Phèdre

Pièce de théâtre de Marina Tsvétaeva.

J’ai récemment relu (et tout aussi peu apprécié) Phèdre de Jean Racine. Cela a donné lieu à de passionnants échanges avec mon groupe de lecture, et plusieurs d’entre nous se sont demandé à quoi ressemblerait cette histoire racontée par une femme. En cherchant un peu, voilà comment je suis tombée sur ce texte de l’autrice russe Marina Tsvétaeva.

Ici, le drame est simplifié, tout comme le nombre de protagonistes. Il y a Phèdre, évidemment, Hippolyte tout à sa passion pour la chasse et entièrement dévoué à la vierge et farouche Artémis, Thésée impérial et enfin la nourrice qui précipite tout le tragique. « Qui que ce soit, il n’y a pas de mal, ni de peur / Si ce n’est pas ton fils par le sang. » (p. 41 &42) Après avoir arraché l’aveu d’amour de la malheureuse Phèdre, la vieille femme veut être rétribuée des soins qu’elle a donnés en nouant une terrible liaison, imposant à la reine de vivre l’amour qu’elle refuse. Comme dans les classiques, la femme tourmentée ose ouvrir son cœur à l’inaccessible Hippolyte, mais, rejetée et souffrant déjà tant de l’exil loin de Crète, elle se pend pour en finir avec ses tourments. La miséricorde finale de Thésée est plus humaine que chez Racine, et l’autrice jette un nouvel éclairage sur ce mythe millénaire. « L’écume d’Hippolyte et la sueur de Phèdre / Ne sont pas des menées de vieilles femmes, mais / Une affaire ancienne, une querelle connue, antique. / Pas de coupable. Tous innocents. » (p. 79)

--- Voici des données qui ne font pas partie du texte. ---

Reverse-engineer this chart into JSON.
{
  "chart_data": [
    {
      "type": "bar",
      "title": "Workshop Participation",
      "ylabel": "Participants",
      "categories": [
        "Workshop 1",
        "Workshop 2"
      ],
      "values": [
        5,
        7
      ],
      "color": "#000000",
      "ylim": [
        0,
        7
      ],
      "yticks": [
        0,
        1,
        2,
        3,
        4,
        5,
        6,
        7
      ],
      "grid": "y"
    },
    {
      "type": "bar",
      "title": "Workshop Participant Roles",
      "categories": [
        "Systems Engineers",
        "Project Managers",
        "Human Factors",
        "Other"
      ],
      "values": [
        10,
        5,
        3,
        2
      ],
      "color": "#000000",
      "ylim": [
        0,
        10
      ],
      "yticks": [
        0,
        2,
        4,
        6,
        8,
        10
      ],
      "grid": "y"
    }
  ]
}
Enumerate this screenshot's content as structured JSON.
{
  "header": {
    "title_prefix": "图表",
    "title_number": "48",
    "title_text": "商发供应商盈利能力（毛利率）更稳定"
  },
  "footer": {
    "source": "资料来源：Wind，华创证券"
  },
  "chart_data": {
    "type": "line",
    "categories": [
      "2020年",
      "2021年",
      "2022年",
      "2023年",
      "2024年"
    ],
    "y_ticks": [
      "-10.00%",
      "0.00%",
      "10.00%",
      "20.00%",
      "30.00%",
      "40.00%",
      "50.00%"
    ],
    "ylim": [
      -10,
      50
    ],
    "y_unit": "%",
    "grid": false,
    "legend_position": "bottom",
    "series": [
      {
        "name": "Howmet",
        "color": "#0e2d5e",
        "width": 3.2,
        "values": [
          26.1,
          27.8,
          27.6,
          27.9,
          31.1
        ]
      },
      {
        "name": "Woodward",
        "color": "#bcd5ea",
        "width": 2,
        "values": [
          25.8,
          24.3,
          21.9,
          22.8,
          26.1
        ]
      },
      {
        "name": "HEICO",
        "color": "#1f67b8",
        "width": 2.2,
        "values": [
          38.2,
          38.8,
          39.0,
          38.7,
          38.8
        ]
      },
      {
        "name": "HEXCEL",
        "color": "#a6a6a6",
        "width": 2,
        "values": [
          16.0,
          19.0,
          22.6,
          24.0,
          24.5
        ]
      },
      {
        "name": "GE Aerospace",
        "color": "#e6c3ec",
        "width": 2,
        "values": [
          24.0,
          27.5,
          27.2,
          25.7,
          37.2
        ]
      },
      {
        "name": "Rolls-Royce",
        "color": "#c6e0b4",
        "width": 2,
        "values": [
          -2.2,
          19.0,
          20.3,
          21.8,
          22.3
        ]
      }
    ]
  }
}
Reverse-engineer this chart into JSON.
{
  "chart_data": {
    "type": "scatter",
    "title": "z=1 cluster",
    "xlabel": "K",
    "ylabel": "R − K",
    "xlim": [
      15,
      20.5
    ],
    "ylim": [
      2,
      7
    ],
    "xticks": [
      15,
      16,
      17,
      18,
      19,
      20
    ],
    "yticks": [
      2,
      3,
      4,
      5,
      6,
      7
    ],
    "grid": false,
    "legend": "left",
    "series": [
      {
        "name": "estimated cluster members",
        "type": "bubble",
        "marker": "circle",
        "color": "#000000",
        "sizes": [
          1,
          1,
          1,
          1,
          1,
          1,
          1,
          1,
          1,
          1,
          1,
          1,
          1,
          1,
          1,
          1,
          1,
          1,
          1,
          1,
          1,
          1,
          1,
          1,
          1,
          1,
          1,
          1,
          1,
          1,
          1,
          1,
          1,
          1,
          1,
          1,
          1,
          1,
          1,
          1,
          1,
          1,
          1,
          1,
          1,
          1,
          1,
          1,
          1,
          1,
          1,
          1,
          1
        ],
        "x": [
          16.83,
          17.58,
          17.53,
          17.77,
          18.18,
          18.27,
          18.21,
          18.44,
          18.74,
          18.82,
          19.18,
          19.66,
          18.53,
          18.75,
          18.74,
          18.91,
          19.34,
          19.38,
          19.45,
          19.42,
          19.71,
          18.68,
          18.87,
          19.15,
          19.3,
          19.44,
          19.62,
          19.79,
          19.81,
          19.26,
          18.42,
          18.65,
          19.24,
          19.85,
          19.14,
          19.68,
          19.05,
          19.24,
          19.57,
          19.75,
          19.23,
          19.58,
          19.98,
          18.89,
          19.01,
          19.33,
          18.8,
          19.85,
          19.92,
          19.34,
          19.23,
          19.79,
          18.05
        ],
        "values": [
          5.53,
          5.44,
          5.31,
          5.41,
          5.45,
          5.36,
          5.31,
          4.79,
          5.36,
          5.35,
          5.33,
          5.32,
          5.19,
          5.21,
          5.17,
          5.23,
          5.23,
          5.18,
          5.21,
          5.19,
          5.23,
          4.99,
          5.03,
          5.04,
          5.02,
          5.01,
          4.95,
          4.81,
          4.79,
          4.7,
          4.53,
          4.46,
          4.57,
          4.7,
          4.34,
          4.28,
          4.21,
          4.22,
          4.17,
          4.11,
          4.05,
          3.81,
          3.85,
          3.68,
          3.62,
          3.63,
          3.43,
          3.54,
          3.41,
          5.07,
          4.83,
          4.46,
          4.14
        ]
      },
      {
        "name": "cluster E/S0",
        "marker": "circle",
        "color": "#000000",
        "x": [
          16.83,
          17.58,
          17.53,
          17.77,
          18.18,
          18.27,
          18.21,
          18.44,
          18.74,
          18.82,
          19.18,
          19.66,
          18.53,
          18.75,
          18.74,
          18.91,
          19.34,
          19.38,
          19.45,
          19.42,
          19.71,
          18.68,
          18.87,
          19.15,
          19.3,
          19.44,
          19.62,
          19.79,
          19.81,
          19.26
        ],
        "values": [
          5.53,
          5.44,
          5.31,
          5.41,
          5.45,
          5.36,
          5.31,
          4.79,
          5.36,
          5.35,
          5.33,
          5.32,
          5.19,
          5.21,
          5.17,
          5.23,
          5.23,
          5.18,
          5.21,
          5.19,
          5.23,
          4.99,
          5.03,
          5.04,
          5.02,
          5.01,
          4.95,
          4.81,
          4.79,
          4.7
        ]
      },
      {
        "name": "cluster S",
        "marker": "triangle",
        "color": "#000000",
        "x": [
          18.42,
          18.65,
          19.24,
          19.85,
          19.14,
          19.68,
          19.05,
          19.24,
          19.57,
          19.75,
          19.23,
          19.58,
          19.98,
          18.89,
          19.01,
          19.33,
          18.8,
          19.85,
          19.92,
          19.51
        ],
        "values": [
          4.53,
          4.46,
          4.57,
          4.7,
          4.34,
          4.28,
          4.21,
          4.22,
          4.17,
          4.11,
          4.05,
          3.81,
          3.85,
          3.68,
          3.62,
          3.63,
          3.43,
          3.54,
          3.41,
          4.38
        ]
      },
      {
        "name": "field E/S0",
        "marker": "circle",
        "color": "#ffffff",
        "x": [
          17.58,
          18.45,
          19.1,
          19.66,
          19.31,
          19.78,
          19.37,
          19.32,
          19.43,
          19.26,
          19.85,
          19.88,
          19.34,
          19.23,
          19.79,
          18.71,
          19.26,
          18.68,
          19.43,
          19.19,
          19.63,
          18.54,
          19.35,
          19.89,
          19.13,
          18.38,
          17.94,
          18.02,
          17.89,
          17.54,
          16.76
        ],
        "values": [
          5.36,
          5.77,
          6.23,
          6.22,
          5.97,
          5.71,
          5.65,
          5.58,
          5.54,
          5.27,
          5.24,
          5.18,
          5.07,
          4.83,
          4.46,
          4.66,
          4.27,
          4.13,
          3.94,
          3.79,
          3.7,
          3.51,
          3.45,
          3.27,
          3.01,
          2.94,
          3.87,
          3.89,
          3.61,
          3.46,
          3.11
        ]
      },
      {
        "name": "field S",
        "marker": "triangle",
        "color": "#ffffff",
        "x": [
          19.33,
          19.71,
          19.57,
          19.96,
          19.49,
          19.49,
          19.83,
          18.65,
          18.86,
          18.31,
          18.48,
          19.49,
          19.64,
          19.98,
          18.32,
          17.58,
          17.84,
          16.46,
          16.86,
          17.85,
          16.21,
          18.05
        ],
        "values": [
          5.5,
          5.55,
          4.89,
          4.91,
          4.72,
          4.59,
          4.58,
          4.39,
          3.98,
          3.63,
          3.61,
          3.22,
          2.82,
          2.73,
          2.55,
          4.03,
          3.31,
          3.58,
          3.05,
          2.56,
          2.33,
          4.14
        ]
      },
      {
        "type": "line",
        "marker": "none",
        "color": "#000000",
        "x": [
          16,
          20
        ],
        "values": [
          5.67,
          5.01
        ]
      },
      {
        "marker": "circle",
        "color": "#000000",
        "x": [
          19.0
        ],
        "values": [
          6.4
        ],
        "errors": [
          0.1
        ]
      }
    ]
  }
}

En peu de pages, Marina Tsvétaeva modernise la figure de Phèdre et me la rend presque sympathique. Cela tient surtout au fait que l’autrice, au travers de l’héroïne tragique, parle d’elle et de son propre exil d’URSS. Les dieux ne président plus aux destinées des hommes et des femmes : ce sont désormais d’autres hommes qui malmènent les êtres.